E’ stato mattino.

Qui la vita mia, come quella degli altri è lenta. Lenta. Non triste, lenta.
Sveglia pigra con un po’ di tv per riprendere i contatti col mondo, le abluzioni, la colazione, la scelta della camicia  . . .
Poi l’edicola, il caffé con un amico, “eh  . . il tempo …”, ” ma chi? . . .il governo!”, qualche bella donna malandrina che si muove garbata e non guarda …
La passeggiata al corso, l’esame ‘dettagliato’ di quelle che a messa vanno per farsi vedere, l’impiegato dell’Inail interista caparbio, Tonino ‘Maradona’ che parla sempre del Napoli, Raffaele, cieco, ma guardialinea alle partite, quelli che corrono sempre, per smaltire, e qualcuno che va solo di fretta, sorridendoti, immerso nei suoi dolori.
Rivedi chi avevi ‘appena’ lasciato il sabato notte, suonando insieme un’aria antica ormai stanca di esser suonata. Giggino che strizza l’occhio sapendomi silenzioso complice: sa che non dirò di averlo visto scendere dalla ringhiera dopo che aveva violato l’ennesimo talamo nuziale . .  la ringhiera di Vittorina. Due colpi alla spalla di Peppino, struggente eterno innamorato della sua ‘Vita’ che dopo anni infelici, accanto ma non insieme, lo lasciò piangendo per andare a sposarsi, felice, in Australia. Ora che ci penso sono tutti muti, e fermi, che strano!

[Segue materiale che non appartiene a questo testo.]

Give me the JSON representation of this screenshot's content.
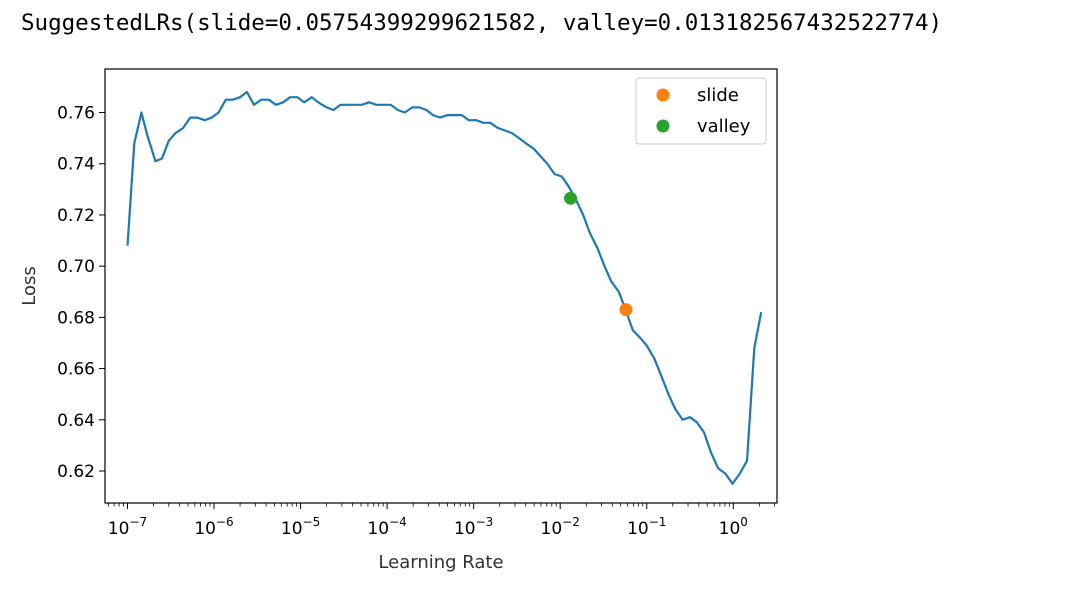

Ti riinfili nel vicolo dal quale prima eri uscito. Il solito silenzio, il solito silenzio condito dall’odore del solito soffritto di quel restio ragù che stanco sobbolle impigrito, senti dall’uscio una posata che cade, un bimbo che frigna, una mamma che sogna. Ma non li vedi. Del resto sai ben come sono.
Ti fermi sotto il solito albero da sempre al solito posto, rivedi le formiche indaffarate, i vermi pigri, qualche passero fugace. L’edera che dal fustino di pittura scala la facciata di Maikina che sognò l’america, senti il fruscio di un asciugamano steso che ha appena accarezzato i capelli corvini di una vedova, la mosca che ti aspettava.

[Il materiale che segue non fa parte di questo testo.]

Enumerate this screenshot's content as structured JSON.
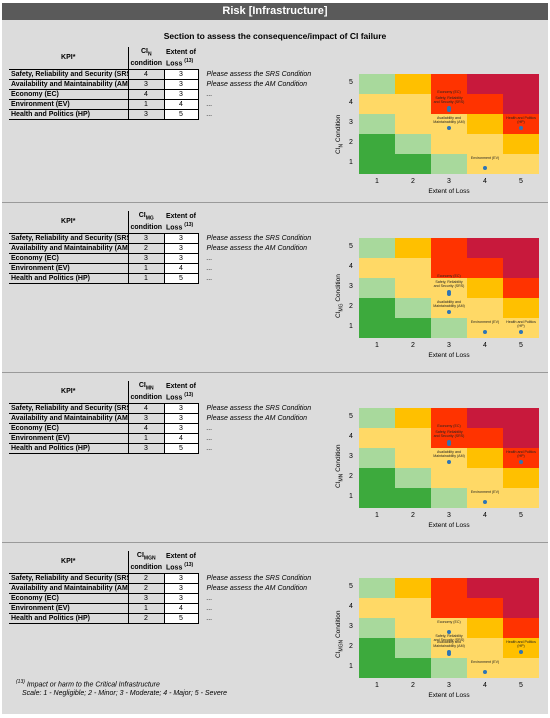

Tu puoi sorridere di te e di tanta fortuna. Sai farlo? Scruti le nubi e accompagni un gatto che struscia una parete flessuoso, il piccione che frulla le ali posandosi, il geranio tardivo ed il Garofano Rosso, pendulo: il mio vero grande amore di sempre.
I rintocchi meccanici della cappella mi ricordano Romeo, il sagrestano, che ha preferito riposare per sempre.
Mi ricordo mio padre e la sua mano che prendeva la mia. Non ho avuto la stessa fortuna. Lo stesso coraggio.
Qui a quest’ora è l’ora degli abbracci. Ma come tutti son solo.